Les perspectives : une application plus rigoureuse de la constructibilité limitée

– Un renforcement indirect mais puissant de la lutte contre l'artificialisation des sols. – Les objectifs de la loi Climat et Résilience en matière de lutte contre l'artificialisation conduiront à une application plus rigoureuse des règles de la constructibilité limitée.
Dans sa circulaire du 7 janvier 2022, le Premier ministre rappelle aux préfets que « dans ces territoires, relevant du règlement national d'urbanisme (RNU), les nouvelles constructions sont strictement encadrées et doivent intervenir, sauf exception, dans les espaces déjà urbanisés ». Il leur demande également « de veiller à la cohérence des dérogations accordées à ce principe avec les besoins des territoires et les objectifs nationaux de réduction de la consommation d'espaces » et exige d'eux qu'ils rendent compte, tous les trois ans, de « l'artificialisation des sols constatée dans les communes soumises au RNU ». Dans la mesure où dans ces territoires, les autorisations d'urbanisme sont instruites par les directions départementales des territoires (DDT) et délivrées par le maire au nom de l'État, l'application des règles de la constructibilité limitée promet d'être plus rigoureuse.
Pierre Soler-Couteaux et Élise Carpentier estiment pour leur part que le Conseil d'État « a jugé nécessaire de revenir à une conception plus rigoureuse de la règle de la constructibilité limitée, en affirmant que ne peuvent recevoir la qualification de partie (actuellement) urbanisée que les parties du territoire communal qui comportent déjà un nombre et une densité significatifs de construction » et que « cette rigueur jurisprudentielle nouvelle est d'autant plus remarquable qu'elle intervient à un moment où un nombre non négligeable de communes, ayant assisté à la caducité de leur POS, se retrouvent sous urbanisme minimum ».

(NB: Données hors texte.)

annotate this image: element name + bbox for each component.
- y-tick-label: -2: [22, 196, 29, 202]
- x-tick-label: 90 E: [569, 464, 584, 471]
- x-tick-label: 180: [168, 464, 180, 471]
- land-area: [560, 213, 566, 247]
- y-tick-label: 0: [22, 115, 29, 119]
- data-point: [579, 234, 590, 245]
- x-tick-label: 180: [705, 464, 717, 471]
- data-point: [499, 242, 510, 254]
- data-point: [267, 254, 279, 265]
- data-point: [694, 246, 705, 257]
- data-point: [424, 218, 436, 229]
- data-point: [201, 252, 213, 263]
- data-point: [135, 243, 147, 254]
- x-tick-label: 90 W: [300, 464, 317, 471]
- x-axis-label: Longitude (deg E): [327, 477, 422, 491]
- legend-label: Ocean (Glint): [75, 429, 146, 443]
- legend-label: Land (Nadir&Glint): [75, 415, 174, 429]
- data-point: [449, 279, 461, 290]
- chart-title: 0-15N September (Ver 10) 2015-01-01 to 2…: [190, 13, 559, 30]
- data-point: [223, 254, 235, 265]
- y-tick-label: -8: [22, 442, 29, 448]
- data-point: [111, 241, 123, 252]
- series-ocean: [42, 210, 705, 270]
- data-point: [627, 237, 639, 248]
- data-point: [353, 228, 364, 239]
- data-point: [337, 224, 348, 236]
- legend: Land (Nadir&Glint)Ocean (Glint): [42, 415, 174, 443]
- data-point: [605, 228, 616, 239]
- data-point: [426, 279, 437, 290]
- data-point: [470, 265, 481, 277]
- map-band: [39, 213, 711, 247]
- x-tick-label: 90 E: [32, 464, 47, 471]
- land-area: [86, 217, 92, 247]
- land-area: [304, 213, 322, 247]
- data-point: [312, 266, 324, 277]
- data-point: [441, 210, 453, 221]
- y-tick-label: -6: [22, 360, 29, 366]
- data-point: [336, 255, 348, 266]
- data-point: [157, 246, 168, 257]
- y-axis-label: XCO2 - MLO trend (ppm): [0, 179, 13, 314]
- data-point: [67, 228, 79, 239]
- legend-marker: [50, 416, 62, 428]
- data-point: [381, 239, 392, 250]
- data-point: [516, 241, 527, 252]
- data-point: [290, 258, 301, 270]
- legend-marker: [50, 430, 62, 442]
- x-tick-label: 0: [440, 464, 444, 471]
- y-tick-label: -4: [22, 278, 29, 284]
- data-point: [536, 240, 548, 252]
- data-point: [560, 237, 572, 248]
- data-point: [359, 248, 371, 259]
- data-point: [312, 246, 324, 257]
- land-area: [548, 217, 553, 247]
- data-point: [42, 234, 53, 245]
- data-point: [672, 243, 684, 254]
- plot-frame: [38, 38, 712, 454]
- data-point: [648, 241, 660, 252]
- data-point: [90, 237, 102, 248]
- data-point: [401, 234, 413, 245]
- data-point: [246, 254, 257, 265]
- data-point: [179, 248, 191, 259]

Enfin, l'exception à la constructibilité justifiée par l'intérêt communal suppose entre autres que le projet ne soit pas contraire aux objectifs visés à l'article L. 101-2 du Code de l'urbanisme relatif aux objectifs généraux du droit de l'urbanisme. Or, la loi Climat et Résilience a modifié l'article L. 101-2 avec l'insertion d'un 6° bis ainsi rédigé : « Dans le respect des objectifs de développement durable, l'action des collectivités publiques en matière d'urbanisme vise à atteindre les objectifs suivants (…) 6° bis La lutte contre l'artificialisation des sols, avec un objectif d'absence d'artificialisation nette à terme ». Il semble donc bien que, sur ce point précis, la loi Climat et Résilience s'applique aux territoires non couverts par un document d'urbanisme.